OAB/AL cobra investigação rigorosa após assassinato de advogada em Maceió
Uma testemunha já foi ouvida e outras pessoas devem ser chamadas para prestar depoimento durante o avanço das investigações
A Ordem dos Advogados do Brasil – Seccional Alagoas (OAB/AL) manifestou indignação com o assassinato da advogada Ana Walesca do Nascimento Gomes, de 34 anos, e cobrou uma investigação rigorosa para esclarecer as circunstâncias do crime. A profissional foi morta a tiros na noite de terça-feira (18), no Benedito Bentes, em Maceió.
Em nota divulgada nesta quarta-feira (19), a entidade lamentou profundamente a morte e prestou solidariedade aos familiares, amigos e colegas de profissão.

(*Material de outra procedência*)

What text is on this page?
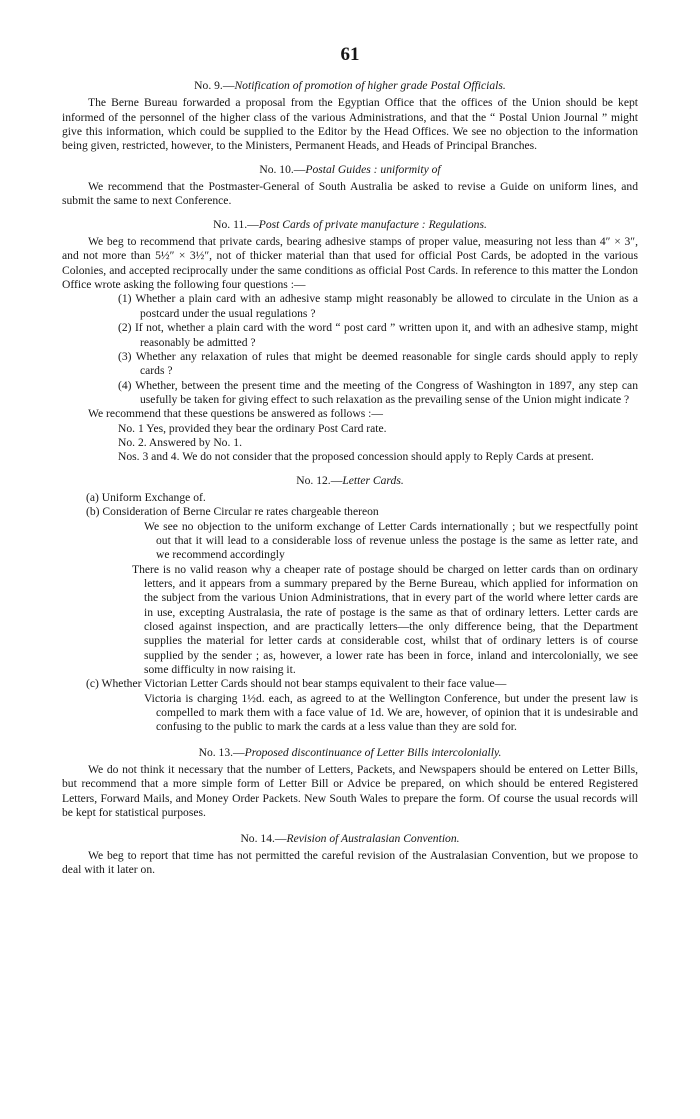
61
No. 9.—Notification of promotion of higher grade Postal Officials.

The Berne Bureau forwarded a proposal from the Egyptian Office that the offices of the Union should be kept informed of the personnel of the higher class of the various Administrations, and that the “ Postal Union Journal ” might give this information, which could be supplied to the Editor by the Head Offices. We see no objection to the information being given, restricted, however, to the Ministers, Permanent Heads, and Heads of Principal Branches.

No. 10.—Postal Guides : uniformity of

We recommend that the Postmaster-General of South Australia be asked to revise a Guide on uniform lines, and submit the same to next Conference.

No. 11.—Post Cards of private manufacture : Regulations.

We beg to recommend that private cards, bearing adhesive stamps of proper value, measuring not less than 4″ × 3″, and not more than 5½″ × 3½″, not of thicker material than that used for official Post Cards, be adopted in the various Colonies, and accepted reciprocally under the same conditions as official Post Cards. In reference to this matter the London Office wrote asking the following four questions :—

(1) Whether a plain card with an adhesive stamp might reasonably be allowed to circulate in the Union as a postcard under the usual regulations ?
(2) If not, whether a plain card with the word “ post card ” written upon it, and with an adhesive stamp, might reasonably be admitted ?
(3) Whether any relaxation of rules that might be deemed reasonable for single cards should apply to reply cards ?
(4) Whether, between the present time and the meeting of the Congress of Washington in 1897, any step can usefully be taken for giving effect to such relaxation as the prevailing sense of the Union might indicate ?

We recommend that these questions be answered as follows :—

No. 1 Yes, provided they bear the ordinary Post Card rate.
No. 2. Answered by No. 1.
Nos. 3 and 4. We do not consider that the proposed concession should apply to Reply Cards at present.
No. 12.—Letter Cards.
(a) Uniform Exchange of.
(b) Consideration of Berne Circular re rates chargeable thereon
We see no objection to the uniform exchange of Letter Cards internationally ; but we respectfully point out that it will lead to a considerable loss of revenue unless the postage is the same as letter rate, and we recommend accordingly
There is no valid reason why a cheaper rate of postage should be charged on letter cards than on ordinary letters, and it appears from a summary prepared by the Berne Bureau, which applied for information on the subject from the various Union Administrations, that in every part of the world where letter cards are in use, excepting Australasia, the rate of postage is the same as that of ordinary letters. Letter cards are closed against inspection, and are practically letters—the only difference being, that the Department supplies the material for letter cards at considerable cost, whilst that of ordinary letters is of course supplied by the sender ; as, however, a lower rate has been in force, inland and intercolonially, we see some difficulty in now raising it.
(c) Whether Victorian Letter Cards should not bear stamps equivalent to their face value—
Victoria is charging 1½d. each, as agreed to at the Wellington Conference, but under the present law is compelled to mark them with a face value of 1d. We are, however, of opinion that it is undesirable and confusing to the public to mark the cards at a less value than they are sold for.
No. 13.—Proposed discontinuance of Letter Bills intercolonially.

We do not think it necessary that the number of Letters, Packets, and Newspapers should be entered on Letter Bills, but recommend that a more simple form of Letter Bill or Advice be prepared, on which should be entered Registered Letters, Forward Mails, and Money Order Packets. New South Wales to prepare the form. Of course the usual records will be kept for statistical purposes.

No. 14.—Revision of Australasian Convention.

We beg to report that time has not permitted the careful revision of the Australasian Convention, but we propose to deal with it later on.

A OAB/AL também afirmou que acompanhará o andamento do inquérito e cobrará das autoridades a identificação e responsabilização dos envolvidos.
Para a Ordem, o caso precisa ser completamente esclarecido. A entidade ressaltou que a violência não pode ser tratada como algo normal e defendeu que o crime não fique sem resposta.
Advogada foi atacada enquanto passeava com cachorro
Ana Walesca estava na rua, nas proximidades da residência onde morava, quando foi surpreendida pelos disparos. Segundo informações repassadas pelo delegado David Dias, responsável pela investigação, a advogada foi atingida por aproximadamente cinco tiros.
Após ser baleada, ela foi socorrida inicialmente para uma Unidade de Pronto Atendimento (UPA) e, em seguida, transferida para o Hospital Geral do Estado (HGE). Apesar dos esforços médicos, Ana Walesca não resistiu aos ferimentos e morreu.
O ataque ocorreu enquanto ela passeava com o cachorro. A dinâmica do crime ainda está sendo investigada pela Polícia Civil.
As equipes de investigação estão analisando imagens de câmeras de segurança instaladas na região. Os registros mostram dois homens em uma motocicleta nas proximidades do local onde a advogada foi baleada.
Até o momento, os suspeitos não foram identificados ou qualificados oficialmente.
A Polícia Civil trabalha com diferentes possibilidades para explicar a motivação do assassinato. Uma das linhas consideradas é a de que Ana Walesca possa ter sido confundida com outra pessoa. A hipótese de latrocínio, roubo seguido de morte, também está entre as possibilidades analisadas pelos investigadores.
As circunstâncias do ataque, no entanto, ainda não foram esclarecidas.
Investigação reúne três delegados
Uma comissão formada por três delegados participa do levantamento das informações sobre o caso. Uma testemunha já foi ouvida e outras pessoas devem ser chamadas para prestar depoimento durante o avanço das investigações.
Além dos depoimentos, os investigadores devem reunir imagens de câmeras de monitoramento e outros elementos que possam ajudar a reconstruir os momentos que antecederam o crime e identificar os responsáveis.
Até o momento, ninguém foi preso.
Diante da repercussão do assassinato, a OAB/AL afirmou que seguirá acompanhando a investigação e cobrará das autoridades uma apuração completa.
A entidade defendeu a identificação dos autores e a responsabilização de todos os envolvidos no crime.
“A violência não pode ser naturalizada, tampouco pode prevalecer a impunidade”, destacou a Ordem na nota.